Addison Berry has worked at the SkateHouse for three years, and she said most kids are choosing to use the roller blades, or in-line skates. These have the wheels in a line from toe to heel, instead of two pairs that the quad skates have.

"Dusty [Fore] has been playing videos of people doing tricks on the regular skates to see if people want to try that," said Berry.

Employee Drew Morgans agreed most kids want the in-line skates.

"On Friday nights, we'll run out of roller blades," he said.

Morgans and his co-worker, Torey Snell, grew up skating and playing roller hockey at the SkateHouse. They both had the same advice for beginners.

"Fall and get back up," said Snell. "And buy your own helmet."

Helmets are not required for regular roller skating, but are for roller hockey, which should start up this month.

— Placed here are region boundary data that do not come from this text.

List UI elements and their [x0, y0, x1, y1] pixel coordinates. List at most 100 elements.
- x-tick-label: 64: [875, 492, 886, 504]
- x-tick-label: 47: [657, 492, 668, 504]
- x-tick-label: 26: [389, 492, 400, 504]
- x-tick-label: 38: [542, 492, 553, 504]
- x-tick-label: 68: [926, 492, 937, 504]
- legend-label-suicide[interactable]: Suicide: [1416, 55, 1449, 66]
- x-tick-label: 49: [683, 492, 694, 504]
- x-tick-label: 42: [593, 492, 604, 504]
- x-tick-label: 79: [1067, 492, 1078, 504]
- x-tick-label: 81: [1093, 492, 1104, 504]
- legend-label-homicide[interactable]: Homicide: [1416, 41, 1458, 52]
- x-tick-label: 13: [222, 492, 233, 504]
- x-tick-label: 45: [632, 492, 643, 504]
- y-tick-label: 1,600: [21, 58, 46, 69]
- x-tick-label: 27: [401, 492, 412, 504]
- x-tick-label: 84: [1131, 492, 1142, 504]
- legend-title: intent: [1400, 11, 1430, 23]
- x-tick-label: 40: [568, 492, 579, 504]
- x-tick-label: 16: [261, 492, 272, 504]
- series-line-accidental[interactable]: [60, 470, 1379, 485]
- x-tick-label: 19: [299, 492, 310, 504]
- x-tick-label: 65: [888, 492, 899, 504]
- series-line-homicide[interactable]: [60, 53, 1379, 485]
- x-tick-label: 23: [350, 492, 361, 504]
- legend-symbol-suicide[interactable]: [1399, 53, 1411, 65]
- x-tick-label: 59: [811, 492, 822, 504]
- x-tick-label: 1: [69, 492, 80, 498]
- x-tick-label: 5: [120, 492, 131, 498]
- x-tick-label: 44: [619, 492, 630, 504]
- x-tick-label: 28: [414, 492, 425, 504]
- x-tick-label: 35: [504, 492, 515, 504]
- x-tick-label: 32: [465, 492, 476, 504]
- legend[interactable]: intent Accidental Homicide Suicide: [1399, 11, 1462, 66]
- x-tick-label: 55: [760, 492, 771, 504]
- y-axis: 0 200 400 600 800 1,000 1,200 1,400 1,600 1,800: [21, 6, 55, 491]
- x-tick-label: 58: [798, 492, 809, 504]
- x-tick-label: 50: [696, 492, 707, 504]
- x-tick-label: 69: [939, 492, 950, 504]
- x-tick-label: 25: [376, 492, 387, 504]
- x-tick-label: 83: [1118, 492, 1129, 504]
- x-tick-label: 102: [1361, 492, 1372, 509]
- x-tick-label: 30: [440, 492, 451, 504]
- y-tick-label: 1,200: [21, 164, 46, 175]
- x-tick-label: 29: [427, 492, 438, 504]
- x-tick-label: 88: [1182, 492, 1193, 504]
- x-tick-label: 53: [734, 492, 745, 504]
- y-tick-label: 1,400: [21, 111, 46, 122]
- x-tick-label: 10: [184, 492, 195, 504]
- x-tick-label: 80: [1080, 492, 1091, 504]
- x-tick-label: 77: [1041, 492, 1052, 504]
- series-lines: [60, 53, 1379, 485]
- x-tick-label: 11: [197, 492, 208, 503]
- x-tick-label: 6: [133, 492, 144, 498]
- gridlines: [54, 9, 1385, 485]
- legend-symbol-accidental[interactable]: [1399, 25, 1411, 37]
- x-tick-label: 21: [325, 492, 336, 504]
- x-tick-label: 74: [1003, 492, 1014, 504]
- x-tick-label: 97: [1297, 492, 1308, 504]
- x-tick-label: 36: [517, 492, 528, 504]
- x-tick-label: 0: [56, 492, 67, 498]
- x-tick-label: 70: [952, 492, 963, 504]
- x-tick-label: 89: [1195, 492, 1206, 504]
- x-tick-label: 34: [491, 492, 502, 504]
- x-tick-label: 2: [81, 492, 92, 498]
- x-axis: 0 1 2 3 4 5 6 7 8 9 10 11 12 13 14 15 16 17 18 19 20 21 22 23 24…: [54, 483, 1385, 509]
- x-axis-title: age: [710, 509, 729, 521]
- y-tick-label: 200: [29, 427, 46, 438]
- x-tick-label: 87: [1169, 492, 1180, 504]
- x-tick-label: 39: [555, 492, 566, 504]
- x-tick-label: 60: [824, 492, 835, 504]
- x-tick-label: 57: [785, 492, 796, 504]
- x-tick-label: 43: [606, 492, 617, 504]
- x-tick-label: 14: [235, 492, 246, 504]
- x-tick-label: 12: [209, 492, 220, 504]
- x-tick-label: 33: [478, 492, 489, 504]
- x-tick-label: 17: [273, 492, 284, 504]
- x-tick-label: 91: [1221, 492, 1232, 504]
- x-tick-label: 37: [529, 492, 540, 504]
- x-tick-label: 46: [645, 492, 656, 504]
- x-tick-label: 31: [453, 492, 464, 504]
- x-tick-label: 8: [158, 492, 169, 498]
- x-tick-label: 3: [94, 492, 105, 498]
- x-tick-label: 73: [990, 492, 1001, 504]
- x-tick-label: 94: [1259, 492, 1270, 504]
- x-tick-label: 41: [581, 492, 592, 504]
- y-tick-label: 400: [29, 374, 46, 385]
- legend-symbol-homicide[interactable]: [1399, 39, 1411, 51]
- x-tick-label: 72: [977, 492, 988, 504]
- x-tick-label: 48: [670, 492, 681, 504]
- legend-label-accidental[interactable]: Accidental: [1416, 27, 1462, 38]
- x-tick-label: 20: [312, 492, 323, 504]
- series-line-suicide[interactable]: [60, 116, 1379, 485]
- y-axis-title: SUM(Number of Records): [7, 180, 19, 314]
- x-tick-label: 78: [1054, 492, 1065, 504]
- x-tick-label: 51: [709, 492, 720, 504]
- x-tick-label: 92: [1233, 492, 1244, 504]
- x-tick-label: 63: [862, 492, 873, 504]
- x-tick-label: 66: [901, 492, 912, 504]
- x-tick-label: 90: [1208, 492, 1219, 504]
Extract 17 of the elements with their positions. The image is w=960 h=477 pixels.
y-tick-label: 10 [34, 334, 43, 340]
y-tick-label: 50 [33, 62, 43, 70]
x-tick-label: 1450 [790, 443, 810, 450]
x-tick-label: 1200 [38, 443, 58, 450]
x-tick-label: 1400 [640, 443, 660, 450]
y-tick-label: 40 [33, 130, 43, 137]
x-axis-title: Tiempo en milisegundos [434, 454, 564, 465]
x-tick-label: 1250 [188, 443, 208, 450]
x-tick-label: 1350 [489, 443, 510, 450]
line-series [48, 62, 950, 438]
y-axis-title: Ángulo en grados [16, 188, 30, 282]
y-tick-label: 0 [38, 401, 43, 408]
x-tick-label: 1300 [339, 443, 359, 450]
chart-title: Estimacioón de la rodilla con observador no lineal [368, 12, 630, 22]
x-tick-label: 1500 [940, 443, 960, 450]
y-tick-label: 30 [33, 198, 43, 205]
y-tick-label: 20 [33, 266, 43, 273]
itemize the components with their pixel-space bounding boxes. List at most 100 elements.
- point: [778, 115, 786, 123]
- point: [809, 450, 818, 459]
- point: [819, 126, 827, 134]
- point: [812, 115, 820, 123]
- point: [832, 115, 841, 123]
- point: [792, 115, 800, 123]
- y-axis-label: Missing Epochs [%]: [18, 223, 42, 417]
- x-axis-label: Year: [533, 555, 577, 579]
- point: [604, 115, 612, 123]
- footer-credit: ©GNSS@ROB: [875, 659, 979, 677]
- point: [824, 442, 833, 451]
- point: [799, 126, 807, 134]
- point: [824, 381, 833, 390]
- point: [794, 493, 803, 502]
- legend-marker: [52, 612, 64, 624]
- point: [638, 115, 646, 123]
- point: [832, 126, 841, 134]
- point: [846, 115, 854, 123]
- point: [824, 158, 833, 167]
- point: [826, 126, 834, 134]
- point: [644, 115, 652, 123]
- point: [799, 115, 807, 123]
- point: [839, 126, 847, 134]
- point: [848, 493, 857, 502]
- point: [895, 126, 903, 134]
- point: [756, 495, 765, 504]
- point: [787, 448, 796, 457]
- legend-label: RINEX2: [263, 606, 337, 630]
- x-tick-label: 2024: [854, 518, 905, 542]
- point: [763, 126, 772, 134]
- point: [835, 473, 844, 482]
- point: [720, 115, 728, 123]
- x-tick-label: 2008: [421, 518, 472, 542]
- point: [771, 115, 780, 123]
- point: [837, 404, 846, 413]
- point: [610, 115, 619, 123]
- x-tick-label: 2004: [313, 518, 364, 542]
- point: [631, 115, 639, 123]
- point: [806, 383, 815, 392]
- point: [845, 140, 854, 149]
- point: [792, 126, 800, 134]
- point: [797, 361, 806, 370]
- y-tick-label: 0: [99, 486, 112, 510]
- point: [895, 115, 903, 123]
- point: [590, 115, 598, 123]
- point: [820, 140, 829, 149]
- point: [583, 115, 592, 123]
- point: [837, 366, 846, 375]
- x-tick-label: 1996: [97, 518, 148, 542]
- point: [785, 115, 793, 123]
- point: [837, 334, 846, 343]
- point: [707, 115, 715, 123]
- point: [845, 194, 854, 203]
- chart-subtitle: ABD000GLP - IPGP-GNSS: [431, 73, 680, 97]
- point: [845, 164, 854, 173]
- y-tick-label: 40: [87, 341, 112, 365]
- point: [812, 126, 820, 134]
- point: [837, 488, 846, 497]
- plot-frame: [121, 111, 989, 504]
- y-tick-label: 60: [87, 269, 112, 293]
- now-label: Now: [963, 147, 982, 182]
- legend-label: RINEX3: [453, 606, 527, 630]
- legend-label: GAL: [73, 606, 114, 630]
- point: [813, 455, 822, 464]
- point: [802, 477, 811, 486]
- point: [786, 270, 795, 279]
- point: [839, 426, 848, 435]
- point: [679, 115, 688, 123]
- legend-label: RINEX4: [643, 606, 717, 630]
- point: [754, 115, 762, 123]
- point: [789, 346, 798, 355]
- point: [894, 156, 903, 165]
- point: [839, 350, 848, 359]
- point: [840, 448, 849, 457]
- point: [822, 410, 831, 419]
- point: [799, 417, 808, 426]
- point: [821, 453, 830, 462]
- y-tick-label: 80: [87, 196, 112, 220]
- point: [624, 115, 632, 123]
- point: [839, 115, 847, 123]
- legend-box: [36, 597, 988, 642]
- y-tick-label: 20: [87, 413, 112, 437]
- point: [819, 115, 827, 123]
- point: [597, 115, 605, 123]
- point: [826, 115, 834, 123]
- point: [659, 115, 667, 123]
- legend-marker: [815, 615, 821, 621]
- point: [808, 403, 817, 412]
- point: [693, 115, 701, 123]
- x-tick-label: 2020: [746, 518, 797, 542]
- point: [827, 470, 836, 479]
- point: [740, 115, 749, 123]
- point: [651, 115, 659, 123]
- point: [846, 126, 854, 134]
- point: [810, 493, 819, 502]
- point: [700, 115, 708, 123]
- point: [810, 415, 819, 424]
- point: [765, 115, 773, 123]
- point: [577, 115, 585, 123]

Boys and girls, ages 5-15, can be a part of roller hockey on Monday nights. Details will be posted on the SkateHouse Facebook page, or are available by calling 918-456-1100.

Kendyl Kemp, 11, has been skating since she was 1, and playing roller hockey for two years.

"You get tripped a lot and rammed into the wall," said Kendyl. "I love skating because it is my thing."

Those who like competition, but may not be interested in the structured sport, should just attend a regular skate session. Many games are scheduled throughout the sessions, including speed races, limbo, dodgeball, and "dead bug," in which kids fall to the floor are wiggle like bugs in order to get candy.

"Snowball is our couples skating game," said Berry. "The boys sit on one wall and the girls on the other, and they pick who they want to skate with."

She said Friday nights are busy with the older elementary and middle school kids, while Saturdays are mainly families and birthday parties.

The music playing can make the skating experience into a memory.

At the SkateHouse, the DJ picks music from a family-friendly playlist employees have made.

"We add new or popular songs that come out," said Berry. "We get requests for certain songs, and we check them to make sure they're appropriate."